In my previous question I asked about methods of evaluating the following infinite series: $$ \sum_{k=1}^\infty \frac{(m+k)!}{k!}\frac{1}{5^k}. $$
I now have a somewhat related question. This time I am interested in the following finite series: $$ \sum_{k=1}^K \bigg(\frac{(m+k)!}{k!}\bigg)^2\bigg(\frac{1}{5}\bigg)^{2k}. $$ I am interested in methods of finding a good approximation or tight bound for this series? Note that $m$ is an integer and $m > K \gg 1$, but I don't know if this is any use. So is is possible to get an accurate approximation/bound for this series?

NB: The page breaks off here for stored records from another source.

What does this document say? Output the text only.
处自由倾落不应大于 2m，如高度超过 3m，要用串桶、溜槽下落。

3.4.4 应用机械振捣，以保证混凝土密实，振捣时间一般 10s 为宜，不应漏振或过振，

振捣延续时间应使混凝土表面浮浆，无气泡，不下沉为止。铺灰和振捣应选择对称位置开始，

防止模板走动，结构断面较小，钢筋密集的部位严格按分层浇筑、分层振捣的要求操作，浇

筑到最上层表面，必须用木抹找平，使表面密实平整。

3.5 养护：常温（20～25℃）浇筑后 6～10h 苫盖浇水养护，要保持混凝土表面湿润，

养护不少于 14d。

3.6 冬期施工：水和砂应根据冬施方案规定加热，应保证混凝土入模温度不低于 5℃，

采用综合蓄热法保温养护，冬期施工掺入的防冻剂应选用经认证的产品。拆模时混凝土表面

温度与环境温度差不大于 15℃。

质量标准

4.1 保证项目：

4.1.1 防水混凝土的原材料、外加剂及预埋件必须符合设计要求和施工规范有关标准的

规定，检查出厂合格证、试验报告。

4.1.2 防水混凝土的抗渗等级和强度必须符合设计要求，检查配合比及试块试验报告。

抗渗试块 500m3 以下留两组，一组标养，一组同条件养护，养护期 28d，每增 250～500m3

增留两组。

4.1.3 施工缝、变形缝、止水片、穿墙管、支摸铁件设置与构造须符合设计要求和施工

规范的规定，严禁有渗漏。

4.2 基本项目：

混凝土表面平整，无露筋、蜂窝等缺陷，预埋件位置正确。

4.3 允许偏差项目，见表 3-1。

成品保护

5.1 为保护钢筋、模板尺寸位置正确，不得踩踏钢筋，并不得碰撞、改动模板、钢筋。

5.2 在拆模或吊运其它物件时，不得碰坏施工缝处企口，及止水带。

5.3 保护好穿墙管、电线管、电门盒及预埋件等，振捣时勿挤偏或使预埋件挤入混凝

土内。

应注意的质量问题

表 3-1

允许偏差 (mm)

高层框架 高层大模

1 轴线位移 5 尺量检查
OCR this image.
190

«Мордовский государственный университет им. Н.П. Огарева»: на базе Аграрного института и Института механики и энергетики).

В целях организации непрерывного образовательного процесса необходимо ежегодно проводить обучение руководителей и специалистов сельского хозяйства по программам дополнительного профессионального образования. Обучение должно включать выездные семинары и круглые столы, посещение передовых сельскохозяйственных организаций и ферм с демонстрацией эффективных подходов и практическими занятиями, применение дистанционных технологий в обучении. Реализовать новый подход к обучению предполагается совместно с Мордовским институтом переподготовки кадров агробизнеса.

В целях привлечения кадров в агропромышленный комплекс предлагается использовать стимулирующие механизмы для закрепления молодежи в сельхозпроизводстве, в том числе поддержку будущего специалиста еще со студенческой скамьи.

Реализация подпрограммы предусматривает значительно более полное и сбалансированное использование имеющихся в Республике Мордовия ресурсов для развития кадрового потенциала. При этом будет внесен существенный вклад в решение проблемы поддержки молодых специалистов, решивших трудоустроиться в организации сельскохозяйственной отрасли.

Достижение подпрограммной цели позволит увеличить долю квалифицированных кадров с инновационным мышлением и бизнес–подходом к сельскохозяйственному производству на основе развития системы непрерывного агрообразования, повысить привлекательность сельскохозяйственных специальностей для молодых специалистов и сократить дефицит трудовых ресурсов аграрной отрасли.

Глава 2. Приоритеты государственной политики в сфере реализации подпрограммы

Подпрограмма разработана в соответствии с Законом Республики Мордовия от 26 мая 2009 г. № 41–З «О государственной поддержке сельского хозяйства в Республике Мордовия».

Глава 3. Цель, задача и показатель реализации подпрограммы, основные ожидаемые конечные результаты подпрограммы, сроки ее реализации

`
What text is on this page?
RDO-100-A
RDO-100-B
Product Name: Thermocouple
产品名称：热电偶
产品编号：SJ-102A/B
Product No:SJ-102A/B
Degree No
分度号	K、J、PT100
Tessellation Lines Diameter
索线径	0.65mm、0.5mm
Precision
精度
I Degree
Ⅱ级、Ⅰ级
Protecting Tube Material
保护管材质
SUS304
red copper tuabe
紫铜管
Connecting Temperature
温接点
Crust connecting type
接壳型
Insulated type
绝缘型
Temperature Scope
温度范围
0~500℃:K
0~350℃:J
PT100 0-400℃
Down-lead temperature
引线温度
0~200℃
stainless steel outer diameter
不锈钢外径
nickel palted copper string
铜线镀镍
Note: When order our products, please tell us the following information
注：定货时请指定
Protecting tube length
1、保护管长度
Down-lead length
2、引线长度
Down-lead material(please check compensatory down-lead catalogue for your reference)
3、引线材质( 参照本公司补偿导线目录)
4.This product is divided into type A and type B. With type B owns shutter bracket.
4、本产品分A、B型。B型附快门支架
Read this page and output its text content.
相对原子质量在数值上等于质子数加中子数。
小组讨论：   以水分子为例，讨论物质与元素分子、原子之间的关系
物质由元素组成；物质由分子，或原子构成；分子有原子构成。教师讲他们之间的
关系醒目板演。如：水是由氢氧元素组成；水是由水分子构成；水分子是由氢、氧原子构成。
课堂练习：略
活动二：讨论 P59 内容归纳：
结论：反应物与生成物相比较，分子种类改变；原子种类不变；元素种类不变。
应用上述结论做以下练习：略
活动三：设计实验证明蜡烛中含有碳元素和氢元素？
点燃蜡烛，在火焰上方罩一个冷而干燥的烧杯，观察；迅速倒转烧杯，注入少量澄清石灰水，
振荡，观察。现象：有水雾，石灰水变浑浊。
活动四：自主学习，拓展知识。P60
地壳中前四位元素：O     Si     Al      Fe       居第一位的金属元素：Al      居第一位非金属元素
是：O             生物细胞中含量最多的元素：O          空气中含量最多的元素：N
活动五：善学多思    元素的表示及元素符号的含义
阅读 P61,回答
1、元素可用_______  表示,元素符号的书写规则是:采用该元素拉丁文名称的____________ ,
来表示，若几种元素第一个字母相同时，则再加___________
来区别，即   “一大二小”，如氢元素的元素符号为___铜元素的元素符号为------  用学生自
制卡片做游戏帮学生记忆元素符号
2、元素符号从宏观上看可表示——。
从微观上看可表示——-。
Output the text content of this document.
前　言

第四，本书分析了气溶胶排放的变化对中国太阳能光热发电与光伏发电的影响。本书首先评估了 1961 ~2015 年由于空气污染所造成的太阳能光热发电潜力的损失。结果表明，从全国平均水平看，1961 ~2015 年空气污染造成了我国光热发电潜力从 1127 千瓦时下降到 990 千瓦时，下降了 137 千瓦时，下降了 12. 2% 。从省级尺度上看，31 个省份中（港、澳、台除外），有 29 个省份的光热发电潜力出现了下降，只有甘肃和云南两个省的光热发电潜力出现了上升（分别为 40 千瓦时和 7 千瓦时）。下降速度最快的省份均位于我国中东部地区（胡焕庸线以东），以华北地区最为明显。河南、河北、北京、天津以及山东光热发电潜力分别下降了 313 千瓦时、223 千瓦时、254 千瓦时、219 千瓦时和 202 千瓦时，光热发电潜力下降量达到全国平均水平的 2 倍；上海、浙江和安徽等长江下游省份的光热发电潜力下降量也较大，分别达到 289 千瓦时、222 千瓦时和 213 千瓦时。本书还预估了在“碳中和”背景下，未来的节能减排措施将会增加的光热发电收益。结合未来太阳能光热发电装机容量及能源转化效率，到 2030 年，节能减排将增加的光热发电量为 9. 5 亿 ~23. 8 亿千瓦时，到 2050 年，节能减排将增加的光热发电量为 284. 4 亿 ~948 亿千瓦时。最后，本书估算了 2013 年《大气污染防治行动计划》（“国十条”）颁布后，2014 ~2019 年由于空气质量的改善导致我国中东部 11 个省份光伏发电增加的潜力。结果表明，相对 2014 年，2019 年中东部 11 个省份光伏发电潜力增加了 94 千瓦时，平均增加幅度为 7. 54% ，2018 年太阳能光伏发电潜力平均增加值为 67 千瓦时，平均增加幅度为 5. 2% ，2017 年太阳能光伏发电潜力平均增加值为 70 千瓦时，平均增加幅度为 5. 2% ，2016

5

Let $$ f(x,y)=\sum_{k=1}^K \left(\frac{(m+k)!}{k!}\right)^2x^ky^k.$$ Then integrating $M$ times w.r.t $x$ and $y$, respectively gives \begin{eqnarray} F(x,y)&:=&\int\cdots\int\int\cdots\int f(x,y)dx\cdots dxdy\cdots dy\\ &=&\sum_{k=1}^K (xy)^{m+k}+\sum_{j,k=0}^mC_jD_kx^jy^k\\ &=&\frac{(xy)^{m+1}(1-(xy)^K)}{1-xy}+\sum_{j,k=0}^{m-1}C_jD_kx^jy^k\\ &=&\frac{1}{1-xy}\bigg[\sum_{k=0}^{m+1}\binom{m+1}{k}(xy-1)^{k}-\sum_{k=0}^{m+K+1}\binom{K}{k}(xy-1)^{k}\bigg]+\sum_{j,k=0}^{m-1}C_jD_kx^jy^k\\ &=&-\bigg[\sum_{k=1}^{m+1}\binom{m+1}{k}(xy-1)^{k-1}-\sum_{k=1}^{m+K+1}\binom{K}{k}(xy-1)^{k-1}\bigg]+\sum_{j,k=0}^{m-1}C_jD_kx^jy^k\\ &=&-\bigg[(xy)^m-\sum_{k=m+1}^{m+K+1}\binom{K}{k}(xy-1)^{k-1}\bigg]+P(x,y) \end{eqnarray} where $P(x,y)$ is a polynomial of $x$ and $y$ of degree $m-1$. Repeating the method in Methods of evaluating $ \sum_{k=1}^\infty \frac{(m+k)!}{k!}\frac{1}{5^k}$? I used, you can do the rest.